Opponents of the test say it is prejudiced in favor of students whose families can afford SAT coaching and prep courses, and against low-income and minority students, who tend to do poorly on standardized tests. Overemphasis on SAT scores has encouraged high schools to design their curricula around the test, critics say, a perversion of the SAT's original purpose of measuring what potential college students have learned.

Pressure to change the exam had been growing since last year, when the president of the University of California system proposed that the system develop its own test (to include a writing section), eliminating the SAT as an admissions requirement. Other university officials, professional organizations and op-ed writers joined the anti-SAT chorus.

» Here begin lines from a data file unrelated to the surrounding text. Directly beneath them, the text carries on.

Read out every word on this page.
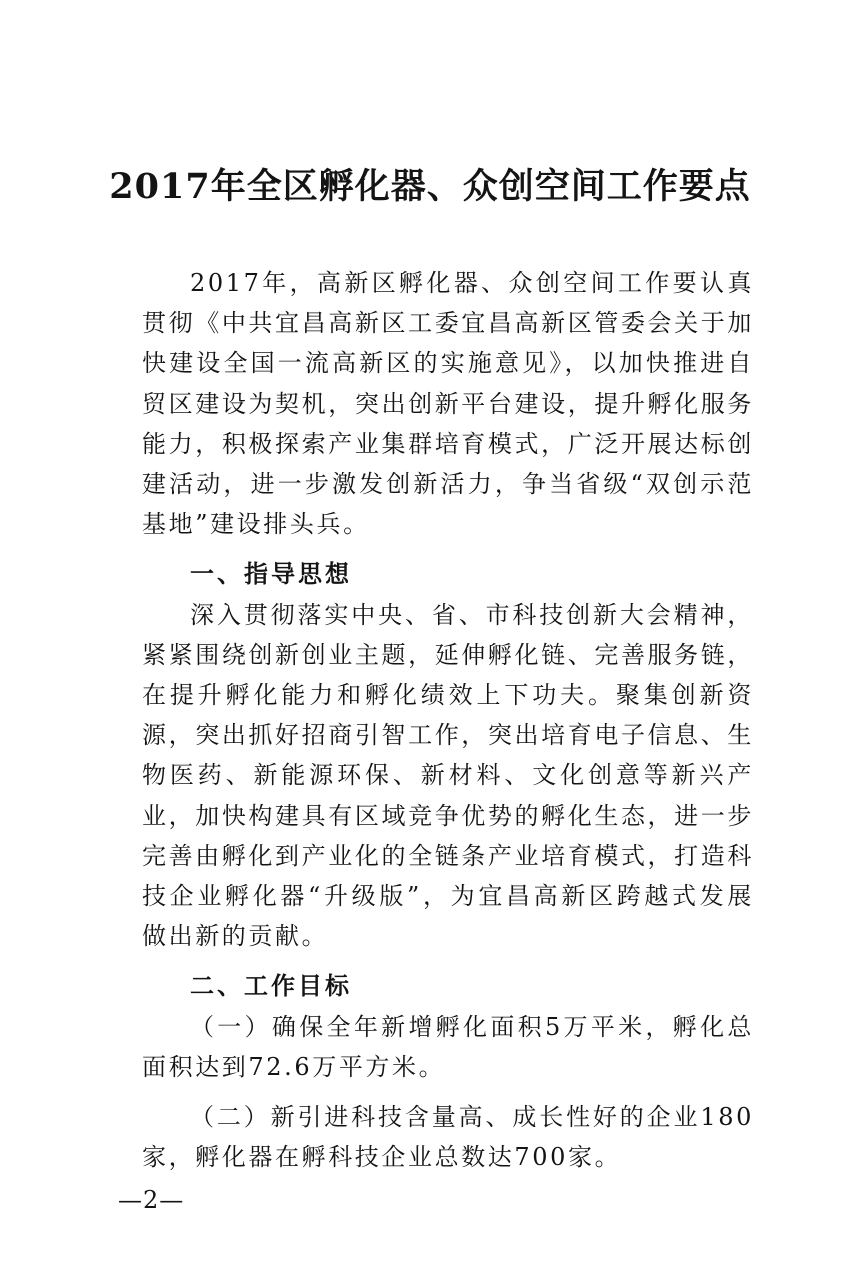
2017年全区孵化器、众创空间工作要点

2017年，高新区孵化器、众创空间工作要认真贯彻《中共宜昌高新区工委宜昌高新区管委会关于加快建设全国一流高新区的实施意见》，以加快推进自贸区建设为契机，突出创新平台建设，提升孵化服务能力，积极探索产业集群培育模式，广泛开展达标创建活动，进一步激发创新活力，争当省级“双创示范基地”建设排头兵。

一、指导思想

深入贯彻落实中央、省、市科技创新大会精神，紧紧围绕创新创业主题，延伸孵化链、完善服务链，在提升孵化能力和孵化绩效上下功夫。聚集创新资源，突出抓好招商引智工作，突出培育电子信息、生物医药、新能源环保、新材料、文化创意等新兴产业，加快构建具有区域竞争优势的孵化生态，进一步完善由孵化到产业化的全链条产业培育模式，打造科技企业孵化器“升级版”，为宜昌高新区跨越式发展做出新的贡献。

二、工作目标

（一）确保全年新增孵化面积5万平米，孵化总面积达到72.6万平方米。

（二）新引进科技含量高、成长性好的企业180家，孵化器在孵科技企业总数达700家。

—2—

University of California officials have hailed the announced changes in the SAT, and have ceased talking about creating their own alternative exam.

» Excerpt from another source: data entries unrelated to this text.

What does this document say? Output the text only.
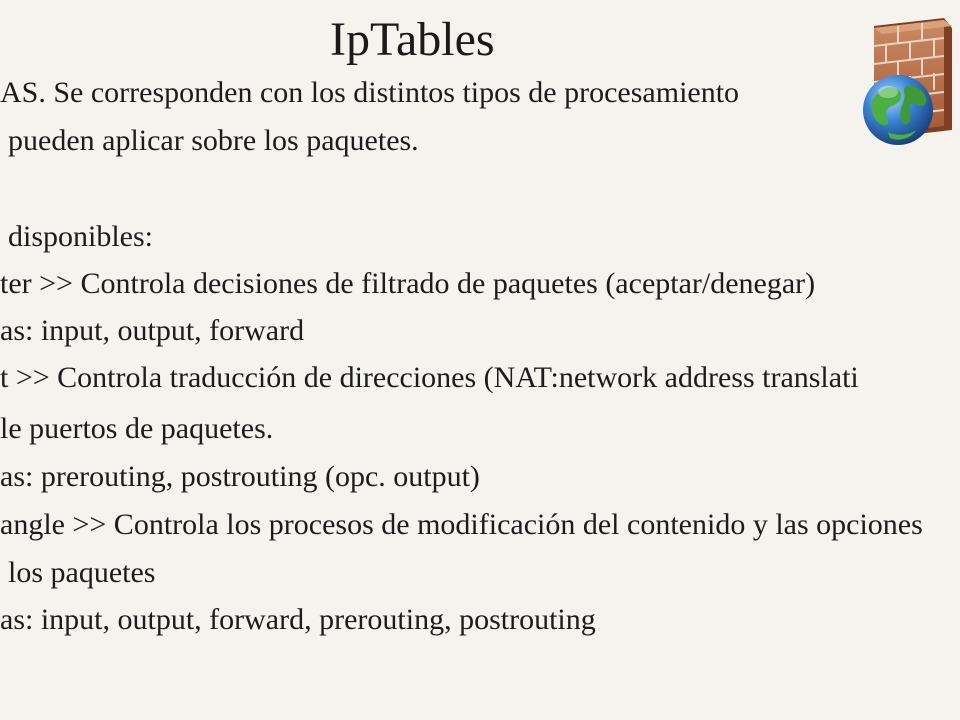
IpTables

AS. Se corresponden con los distintos tipos de procesamiento

pueden aplicar sobre los paquetes.

disponibles:

ter >> Controla decisiones de filtrado de paquetes (aceptar/denegar)

as: input, output, forward

t >> Controla traducción de direcciones (NAT:network address translati

le puertos de paquetes.

as: prerouting, postrouting (opc. output)

angle >> Controla los procesos de modificación del contenido y las opciones

los paquetes

as: input, output, forward, prerouting, postrouting
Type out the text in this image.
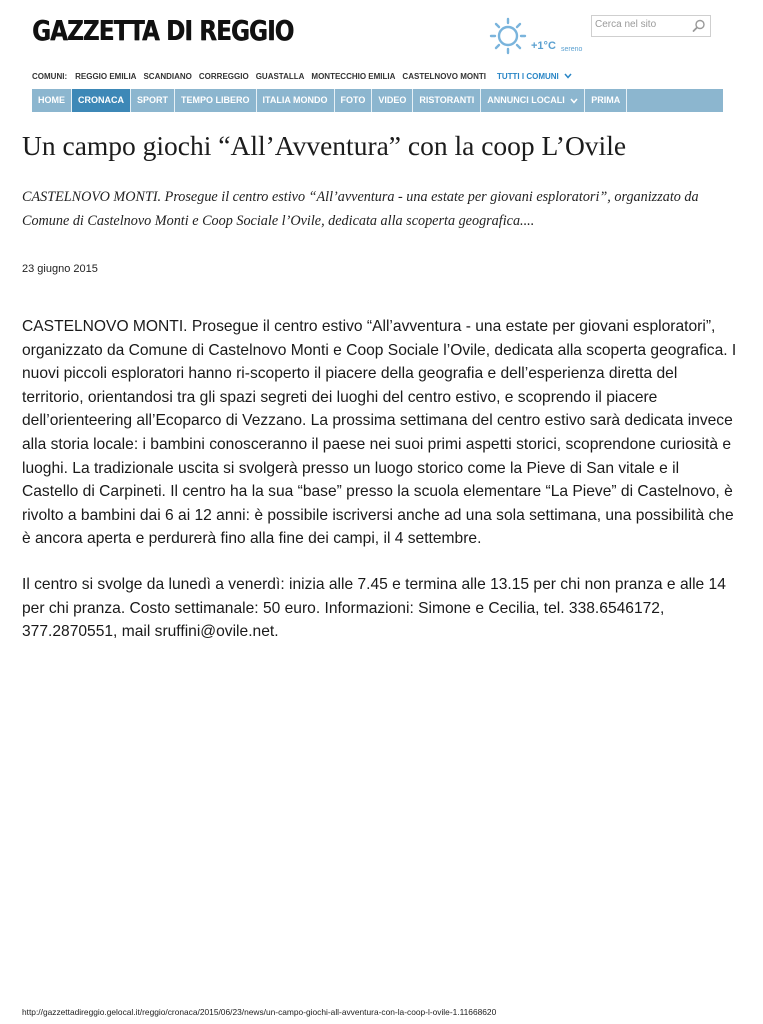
GAZZETTA DI REGGIO	+1°C sereno
Cerca nel sito
COMUNI: REGGIO EMILIA SCANDIANO CORREGGIO GUASTALLA MONTECCHIO EMILIA CASTELNOVO MONTI TUTTI I COMUNI
HOME	CRONACA	SPORT	TEMPO LIBERO	ITALIA MONDO	FOTO	VIDEO	RISTORANTI	ANNUNCI LOCALI	PRIMA
Un campo giochi “All’Avventura” con la coop L’Ovile

CASTELNOVO MONTI. Prosegue il centro estivo “All’avventura - una estate per giovani esploratori”, organizzato da Comune di Castelnovo Monti e Coop Sociale l’Ovile, dedicata alla scoperta geografica....

23 giugno 2015

CASTELNOVO MONTI. Prosegue il centro estivo “All’avventura - una estate per giovani esploratori”, organizzato da Comune di Castelnovo Monti e Coop Sociale l’Ovile, dedicata alla scoperta geografica. I nuovi piccoli esploratori hanno ri-scoperto il piacere della geografia e dell’esperienza diretta del territorio, orientandosi tra gli spazi segreti dei luoghi del centro estivo, e scoprendo il piacere dell’orienteering all’Ecoparco di Vezzano. La prossima settimana del centro estivo sarà dedicata invece alla storia locale: i bambini conosceranno il paese nei suoi primi aspetti storici, scoprendone curiosità e luoghi. La tradizionale uscita si svolgerà presso un luogo storico come la Pieve di San vitale e il Castello di Carpineti. Il centro ha la sua “base” presso la scuola elementare “La Pieve” di Castelnovo, è rivolto a bambini dai 6 ai 12 anni: è possibile iscriversi anche ad una sola settimana, una possibilità che è ancora aperta e perdurerà fino alla fine dei campi, il 4 settembre.

Il centro si svolge da lunedì a venerdì: inizia alle 7.45 e termina alle 13.15 per chi non pranza e alle 14 per chi pranza. Costo settimanale: 50 euro. Informazioni: Simone e Cecilia, tel. 338.6546172, 377.2870551, mail sruffini@ovile.net.

http://gazzettadireggio.gelocal.it/reggio/cronaca/2015/06/23/news/un-campo-giochi-all-avventura-con-la-coop-l-ovile-1.11668620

The new SAT will have three sections instead of two, each scored on a 200-800 scale:

* A "critical reading" section, currently called the verbal section. Word analogies (decried as particularly lending themselves to coaching) will be replaced by paragraph-length reading comprehension questions aimed at testing students' analytical thinking.

* A math section that will include concepts taught through third-year high school algebra. Currently, the math section stops with concepts taught through second-year geometry.

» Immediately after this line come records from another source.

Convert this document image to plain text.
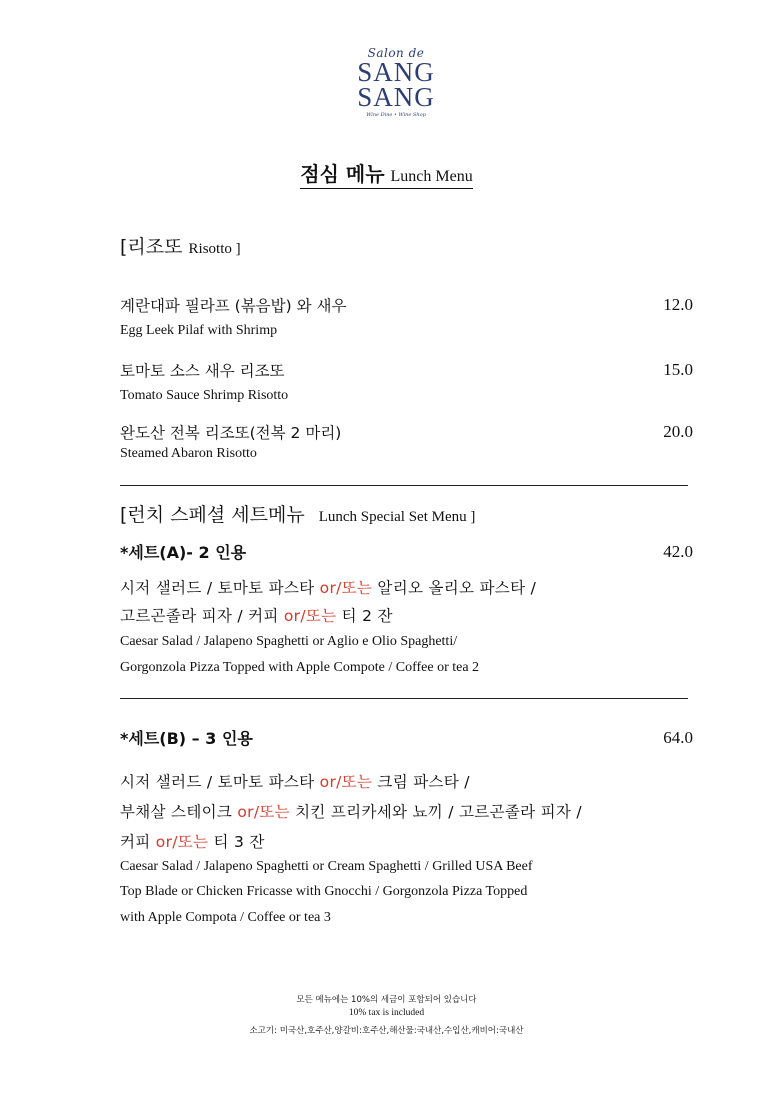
Salon de
SANG
SANG
Wine Dine • Wine Shop
점심 메뉴 Lunch Menu
[리조또 Risotto ]
계란대파 필라프 (볶음밥) 와 새우	12.0
Egg Leek Pilaf with Shrimp
토마토 소스 새우 리조또	15.0
Tomato Sauce Shrimp Risotto
완도산 전복 리조또(전복 2 마리)	20.0
Steamed Abaron Risotto
[런치 스페셜 세트메뉴 Lunch Special Set Menu ]
*세트(A)- 2 인용	42.0
시저 샐러드 / 토마토 파스타 or/또는 알리오 올리오 파스타 /
고르곤졸라 피자 / 커피 or/또는 티 2 잔
Caesar Salad / Jalapeno Spaghetti or Aglio e Olio Spaghetti/
Gorgonzola Pizza Topped with Apple Compote / Coffee or tea 2
*세트(B) – 3 인용	64.0
시저 샐러드 / 토마토 파스타 or/또는 크림 파스타 /
부채살 스테이크 or/또는 치킨 프리카세와 뇨끼 / 고르곤졸라 피자 /
커피 or/또는 티 3 잔
Caesar Salad / Jalapeno Spaghetti or Cream Spaghetti / Grilled USA Beef
Top Blade or Chicken Fricasse with Gnocchi / Gorgonzola Pizza Topped
with Apple Compota / Coffee or tea 3
모든 메뉴에는 10%의 세금이 포함되어 있습니다
10% tax is included
소고기: 미국산,호주산,양갈비:호주산,해산물:국내산,수입산,캐비어:국내산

* A new writing section, which will include a 30-minute handwritten essay that the College Board will make available to admissions offices via the Internet.

A perfect score will no longer be 1600, but 2400. The test's length will increase by 30 minutes to three-and-a-half hours, and the current $26 cost is expected to jump by $10-$12.

At Pitt, SAT scores have always been just one part of the admissions puzzle, Porter emphasized.

"We don't have a cut-off SAT score for admission to Pitt," she said. "Standardized test scores are not first, or last, on our list of admissions criteria."

"First and foremost" among those criteria is a student's high school record, which includes courses taken, grades received, grade point average and, if available, class rank, said Porter. She and her staff also consider standardized test scores, optional essays and letters of recommendation, leadership activities and work experience.

Pitt used to require applicants to submit a personal essay — until high school guidance counselors pointed out that there was no way to tell how much help a student received in writing such an essay (or if the student contributed at all).

"On the optional essays that our applicants submit, we're looking less for writing quality than we are for information about the student, things that wouldn't show up on a transcript or test scores — for example, health problems that might explain absenteeism," Porter said.

Of the revised SAT's new writing component, she predicted: "Now that we will be getting essays that students wrote under pure laboratory conditions, so to speak, what we'll see are huge disparities between students from different schools. We will then have to determine whether [those disparities] are curriculum-based or whether it's because some kids really are better writers than others."

Porter has a personal as well as professional interest in the new SAT: Her son, Michael, will be a high school junior during the 2004-2005 academic year. And, like the vast majority of college-bound students, he plans to take the SAT for the first time in the spring of his junior year — when the new SAT will go into effect.

Pitt has not set a policy yet for changing over to the new SAT, Porter said. But she offered the following advice for students who plan to apply to Pitt: "If you're going to be a high school junior in spring 2005 — meaning you would be applying here the following year, for admission to Pitt during the 2006-2007 academic year — then you should take the new SAT."

Recently, officials at ACT, Inc. announced that they will add an optional writing section to the American College Test entrance exam by the 2004-2005 academic year.

The ACT is the SAT's main rival. Pitt requires applicants to submit either SAT or ACT scores, although most students here take the SAT.

Details about the ACT's new writing section have not been determined yet, ACT officials said.